Читать «Эврики и эйфории. Об ученых и их открытиях» онлайн - страница 234

Уолтер Гратцер

Резерфорд ничего не смог возразить на столь остроумную просьбу. Вскоре Капица сделался его любимцем, он просто очаровал Резерфорда. Будучи штатным сотрудником Кавендишской лаборатории, Капица провел важные исследования по физике низких температур.

В 1934 году он, как обычно, поехал к семье в Россию. Обратно в Англию его уже не выпустили. Воззвания западных коллег и политиков к советскому правительству ничего не изменили. Капице заявили, что его долг — служить Советскому Союзу, а вовсе не Англии или международному сообществу, и организовали лабораторию в Москве. Резерфорд в конце концов признал свое поражение и отправил все оборудование Капицы в Москву.

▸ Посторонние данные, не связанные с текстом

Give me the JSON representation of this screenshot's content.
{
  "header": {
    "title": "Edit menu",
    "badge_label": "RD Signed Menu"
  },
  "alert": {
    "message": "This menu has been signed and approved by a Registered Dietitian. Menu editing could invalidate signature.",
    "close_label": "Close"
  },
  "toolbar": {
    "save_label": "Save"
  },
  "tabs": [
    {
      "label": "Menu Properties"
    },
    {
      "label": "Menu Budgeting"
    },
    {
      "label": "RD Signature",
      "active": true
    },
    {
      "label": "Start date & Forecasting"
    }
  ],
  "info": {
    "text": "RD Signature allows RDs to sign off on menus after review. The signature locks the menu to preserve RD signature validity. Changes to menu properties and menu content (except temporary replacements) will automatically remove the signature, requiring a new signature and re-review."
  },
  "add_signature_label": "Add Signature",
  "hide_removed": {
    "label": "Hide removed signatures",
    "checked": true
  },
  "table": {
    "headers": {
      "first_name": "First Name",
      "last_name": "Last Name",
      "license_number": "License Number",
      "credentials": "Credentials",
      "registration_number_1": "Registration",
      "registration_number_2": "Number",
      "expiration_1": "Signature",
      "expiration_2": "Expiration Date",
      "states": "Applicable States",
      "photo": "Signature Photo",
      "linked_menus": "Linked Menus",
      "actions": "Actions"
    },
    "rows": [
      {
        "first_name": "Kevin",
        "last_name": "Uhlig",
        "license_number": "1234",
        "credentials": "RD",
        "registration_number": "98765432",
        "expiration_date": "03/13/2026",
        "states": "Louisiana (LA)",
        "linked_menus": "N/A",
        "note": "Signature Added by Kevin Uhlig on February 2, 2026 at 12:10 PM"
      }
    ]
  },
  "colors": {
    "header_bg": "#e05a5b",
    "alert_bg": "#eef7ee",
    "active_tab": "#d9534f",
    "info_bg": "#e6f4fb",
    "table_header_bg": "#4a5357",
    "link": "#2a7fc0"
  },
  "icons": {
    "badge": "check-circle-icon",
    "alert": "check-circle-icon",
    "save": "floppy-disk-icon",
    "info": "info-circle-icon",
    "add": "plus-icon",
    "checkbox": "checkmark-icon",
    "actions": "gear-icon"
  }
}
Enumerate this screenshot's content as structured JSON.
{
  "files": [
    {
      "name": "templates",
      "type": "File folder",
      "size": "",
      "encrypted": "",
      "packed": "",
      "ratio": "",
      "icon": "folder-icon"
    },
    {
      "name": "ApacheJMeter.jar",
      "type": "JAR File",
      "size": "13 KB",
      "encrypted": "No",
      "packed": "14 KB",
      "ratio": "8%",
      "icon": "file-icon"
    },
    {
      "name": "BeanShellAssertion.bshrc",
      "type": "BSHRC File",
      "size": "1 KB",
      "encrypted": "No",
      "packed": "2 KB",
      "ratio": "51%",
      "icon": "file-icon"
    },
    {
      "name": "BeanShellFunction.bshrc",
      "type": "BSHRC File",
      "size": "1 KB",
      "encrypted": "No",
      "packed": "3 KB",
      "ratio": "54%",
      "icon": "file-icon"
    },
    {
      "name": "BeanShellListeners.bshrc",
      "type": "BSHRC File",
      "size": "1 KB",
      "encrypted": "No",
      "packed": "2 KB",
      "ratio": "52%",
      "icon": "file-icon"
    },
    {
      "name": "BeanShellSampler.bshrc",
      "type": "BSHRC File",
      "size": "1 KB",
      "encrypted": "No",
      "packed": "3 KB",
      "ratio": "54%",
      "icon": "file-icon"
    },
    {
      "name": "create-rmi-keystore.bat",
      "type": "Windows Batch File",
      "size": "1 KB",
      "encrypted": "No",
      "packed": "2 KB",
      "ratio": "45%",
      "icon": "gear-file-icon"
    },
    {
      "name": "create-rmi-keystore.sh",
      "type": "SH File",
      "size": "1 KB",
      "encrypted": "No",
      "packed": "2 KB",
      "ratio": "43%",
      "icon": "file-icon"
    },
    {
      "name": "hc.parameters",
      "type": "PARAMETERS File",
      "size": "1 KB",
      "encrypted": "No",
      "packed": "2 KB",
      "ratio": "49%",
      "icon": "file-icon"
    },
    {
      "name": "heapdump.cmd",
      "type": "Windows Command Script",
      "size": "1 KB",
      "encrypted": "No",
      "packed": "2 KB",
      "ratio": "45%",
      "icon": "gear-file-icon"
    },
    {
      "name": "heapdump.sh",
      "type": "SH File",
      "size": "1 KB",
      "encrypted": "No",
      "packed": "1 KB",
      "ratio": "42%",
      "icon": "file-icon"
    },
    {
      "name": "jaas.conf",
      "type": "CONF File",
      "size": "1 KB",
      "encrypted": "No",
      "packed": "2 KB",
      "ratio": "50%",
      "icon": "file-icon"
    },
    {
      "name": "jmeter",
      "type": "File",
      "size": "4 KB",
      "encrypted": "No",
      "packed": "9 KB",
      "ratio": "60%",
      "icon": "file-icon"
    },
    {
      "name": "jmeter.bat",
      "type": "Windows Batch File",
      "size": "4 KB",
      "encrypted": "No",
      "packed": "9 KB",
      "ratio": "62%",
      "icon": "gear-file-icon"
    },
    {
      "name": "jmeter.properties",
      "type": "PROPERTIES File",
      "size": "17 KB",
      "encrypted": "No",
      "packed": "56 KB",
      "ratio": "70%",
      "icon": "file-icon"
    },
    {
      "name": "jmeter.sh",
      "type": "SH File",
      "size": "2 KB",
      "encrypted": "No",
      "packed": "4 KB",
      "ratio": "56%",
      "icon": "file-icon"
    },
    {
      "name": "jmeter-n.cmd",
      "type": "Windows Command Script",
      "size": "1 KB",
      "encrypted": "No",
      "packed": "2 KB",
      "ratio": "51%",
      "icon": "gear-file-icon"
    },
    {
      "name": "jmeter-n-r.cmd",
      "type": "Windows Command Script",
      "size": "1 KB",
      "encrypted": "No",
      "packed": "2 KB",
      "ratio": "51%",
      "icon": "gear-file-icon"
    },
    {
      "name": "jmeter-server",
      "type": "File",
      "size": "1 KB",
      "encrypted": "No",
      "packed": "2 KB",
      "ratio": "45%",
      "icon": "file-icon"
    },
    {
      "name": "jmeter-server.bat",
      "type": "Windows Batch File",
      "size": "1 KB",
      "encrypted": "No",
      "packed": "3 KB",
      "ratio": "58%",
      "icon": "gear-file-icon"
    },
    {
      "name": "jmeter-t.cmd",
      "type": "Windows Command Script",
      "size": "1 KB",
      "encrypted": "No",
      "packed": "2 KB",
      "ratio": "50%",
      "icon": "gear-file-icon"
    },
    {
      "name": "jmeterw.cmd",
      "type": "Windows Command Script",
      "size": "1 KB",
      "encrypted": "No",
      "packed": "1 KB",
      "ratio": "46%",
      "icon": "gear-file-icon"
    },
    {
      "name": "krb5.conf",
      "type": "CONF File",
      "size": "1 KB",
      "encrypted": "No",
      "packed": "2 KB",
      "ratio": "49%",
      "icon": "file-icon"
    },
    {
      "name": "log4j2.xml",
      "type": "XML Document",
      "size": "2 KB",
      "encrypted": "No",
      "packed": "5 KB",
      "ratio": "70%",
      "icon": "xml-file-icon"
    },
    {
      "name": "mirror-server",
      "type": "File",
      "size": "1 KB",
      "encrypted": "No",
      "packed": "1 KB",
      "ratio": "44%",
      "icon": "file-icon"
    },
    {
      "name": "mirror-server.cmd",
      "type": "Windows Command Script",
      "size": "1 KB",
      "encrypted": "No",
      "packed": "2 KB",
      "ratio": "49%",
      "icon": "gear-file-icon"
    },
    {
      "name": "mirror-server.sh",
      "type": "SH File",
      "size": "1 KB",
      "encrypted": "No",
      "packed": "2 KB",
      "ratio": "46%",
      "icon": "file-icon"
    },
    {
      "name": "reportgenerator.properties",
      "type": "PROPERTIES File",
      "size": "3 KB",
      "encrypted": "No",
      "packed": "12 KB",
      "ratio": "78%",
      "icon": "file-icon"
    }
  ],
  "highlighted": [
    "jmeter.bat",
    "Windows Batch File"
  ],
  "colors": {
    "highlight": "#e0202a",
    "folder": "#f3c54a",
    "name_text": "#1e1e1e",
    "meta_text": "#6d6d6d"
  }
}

Капица отличился тем, что в России решительно выступал в защиту своих коллег, которые вступали в конфликт со сталинским режимом, и, вероятно, многих из них спас от гибели в ГУЛАГе. Сталин явно питал слабость к этому смелому и решительному человеку, и оберегал его от коварного главы НКВД, Берии, который желал с ним расправиться. Тем не менее пять лет Капица провел под домашним арестом, занимаясь в меру возможностей наукой в лаборатории, которую соорудил своими силами в сарае и где ему помогал сын. Только в старости Капице разрешили выехать за границу, чтобы получить запоздалую Нобелевскую премию и заглянуть из сентиментальности в Кембридж.

История о первой встрече Резерфорда с Капицей рассказывается во многих источниках. Версия, изложенная здесь, позаимствована из книги: Badash Lawrence, Kapitza, Rutherford and the Kremlin (Yale University Press, New Haven and London, 1985).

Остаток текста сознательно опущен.